The Bookseller
C. Robert Cales
John is going to be responsible for releasing evil. Carlos is an evil dictator. The Booksellers are both the captain and the slave of otherworldly disasters. When their lives come together, it is payback time on evil.
Half-way through the novel, the three sets of stories being told still hadn’t interacted. I had pretty much no interest in John and Sally’s storyline, Carlos’ one was just brutal and not all together manageable, and the only one I did have interest in, the one of the booksellers, seemed so plain and wrapped up in love that I felt vaguely sick.
Why did I keep reading this novel? I can’t say for sure. I wasn’t particularly interested in the characters, but I did want to see how things turned out. Surely it would improve? I’d read one or two pages at a time, while waiting for the rest of my work to finish, then drift away again with no regrets.

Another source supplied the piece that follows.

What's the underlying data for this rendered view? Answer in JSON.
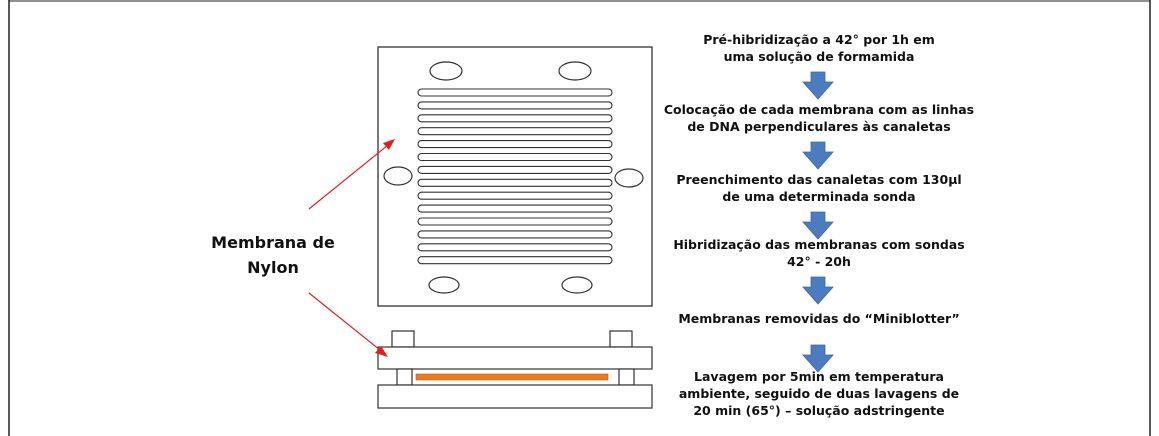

I felt sometimes like I was just floating outside the world. I looked in on the novel, observed the painstakingly slow progress of its characters through a too-familiar landscape, and looked away again without having felt any richer for the attempt.
I was just so disappointed in the style of the novel. I think I found it online through one of the traditional/mainstream publishers, and I expected it to be polished and to be completely spellbound by it. Instead I got a novel that wanted to tell me things, had an incredibly annoying style of dialogue and a frustrating, ever changing world view.
So, let’s talk about the characters. Each of the roughs in Carlos’ gang were pretty much identical. They all had the same motivations of money, and they were all evil bastards. The author tried to give them distinguishing characteristics, continually referring to tattoos and hairstyles, but I would have remember those myself had they had been introduced to me in a memorable way, with names that didn’t all end with ‘o’. I can appreciate the cultural setting, but ugh, it just wasn’t enough.
The blurb of the novel gave away what was happening too soon. I spent most of the novel waiting for things to happen, and then when they did happen, the storyline, which so far had been quite believable, took a turn for the worse.
This is one of the most promising storylines I have read in a book I would rate 2 stars. If you have a ‘thing’ for good vs evil novels, then this could be for you. But for me, the glacial pace of the novel, combined with the poor storytelling style had me waiting for the novel to finish, rather than enjoying reading it.